Nadine Fähndrich und Nadja Kälin holten beim Team-Sprint bei Olympia 2026 Silber für die Schweiz. Nach dem Rennen wurde ihnen die Medaille überreicht. Zugejubelt wurde ihnen von einigen Hundert Fans, darunter Ski-Legende Bruno Kernen.
Auf Instagram äussert er sich zum Erfolg der Schweizerinnen und kritisiert die Organisatoren. Er gratuliert Kälin und Fähndrich: «Was diese Athleten leisten, ist schon fast ausserirdisch, Hut ab!»

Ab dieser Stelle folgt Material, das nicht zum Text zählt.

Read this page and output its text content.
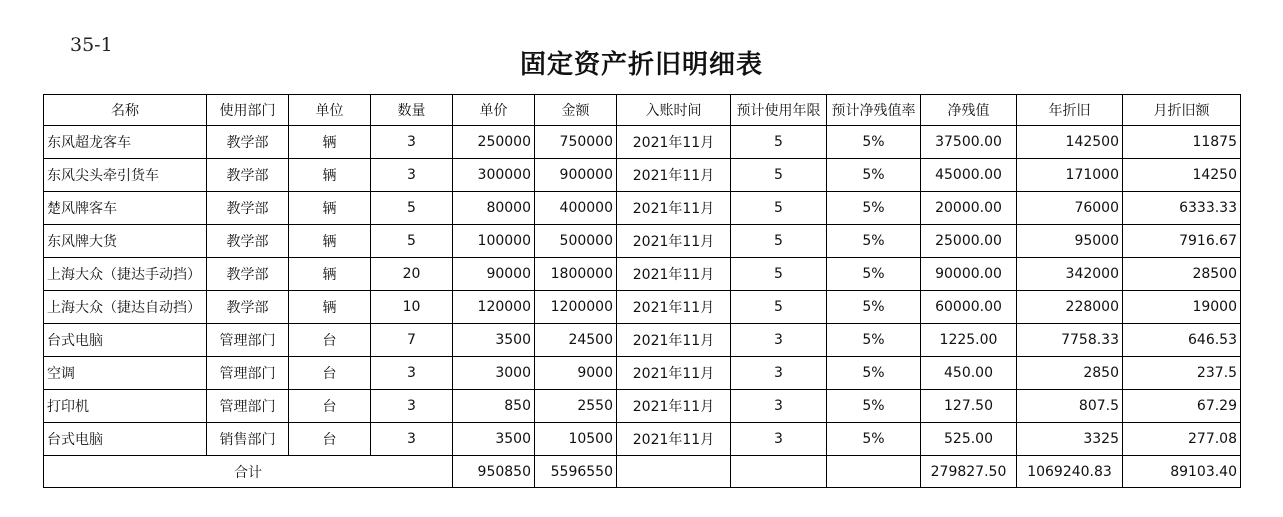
35-1
固定资产折旧明细表
名称	使用部门	单位	数量	单价	金额	入账时间	预计使用年限	预计净残值率	净残值	年折旧	月折旧额
东风超龙客车	教学部	辆	3	250000	750000	2021年11月	5	5%	37500.00	142500	11875
东风尖头牵引货车	教学部	辆	3	300000	900000	2021年11月	5	5%	45000.00	171000	14250
楚风牌客车	教学部	辆	5	80000	400000	2021年11月	5	5%	20000.00	76000	6333.33
东风牌大货	教学部	辆	5	100000	500000	2021年11月	5	5%	25000.00	95000	7916.67
上海大众（捷达手动挡）	教学部	辆	20	90000	1800000	2021年11月	5	5%	90000.00	342000	28500
上海大众（捷达自动挡）	教学部	辆	10	120000	1200000	2021年11月	5	5%	60000.00	228000	19000
台式电脑	管理部门	台	7	3500	24500	2021年11月	3	5%	1225.00	7758.33	646.53
空调	管理部门	台	3	3000	9000	2021年11月	3	5%	450.00	2850	237.5
打印机	管理部门	台	3	850	2550	2021年11月	3	5%	127.50	807.5	67.29
台式电脑	销售部门	台	3	3500	10500	2021年11月	3	5%	525.00	3325	277.08
合计				950850	5596550				279827.50	1069240.83	89103.40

Die Athleten würden sich Jahrzehnte darauf vorbereiten. «Dann gewinnst du eine Medaille – alles gut? Fast.»
Es gebe Skiclubs, die eine würdevollere Siegerehrung organisierten. «Was ich heute gesehen habe, hat mich geschockt. Das ist schlicht nicht olympiawürdig und meiner Meinung nach schon fast respektlos den Sportlern gegenüber.»
Kernen sagt, man solle sich die Ehrungen in Kitzbühel oder Wengen als Vorbild nehmen. «Trotzdem: Danke für den tollen Sport.»
Er ist nicht der Erste, der die olympischen Siegerehrungen kritisiert: Auch SRF-Kommentator Stefan Hofmänner sprach nach dem Super-G von einem «kümmerlichen Bild». Die Ehrung beim Fis-Rennen in Sörenberg sehe besser aus. «Das geht überhaupt nicht.»
Auch sonst gibt es Kritik an Olympia 2026: Camille Rast sagte nach ihrer Silbermedaille im Slalom, dass sie den Olympischen Spirit etwas vermisse. Es fühle sich nicht an wie Olympische Spiele.
Gegenüber der «Süddeutschen Zeitung» sagt ARD-Experte Felix Neureuther, dass «nicht die Olympia-Stimmung aufgekommen ist, die sich viele erhofft hatten». Er hätte sich für die Athleten eine «würdigere Stimmung» gewünscht.
Er erklärt auch, wie das in Zukunft besser gemacht werden könnte: mit der Vergabe der Spiele an Orte, wo die Events zentral durchgeführt werden können. Er geht davon aus, dass die weiten Wege und die verteilten Sportstätten Schuld an der fehlenden Stimmung sind.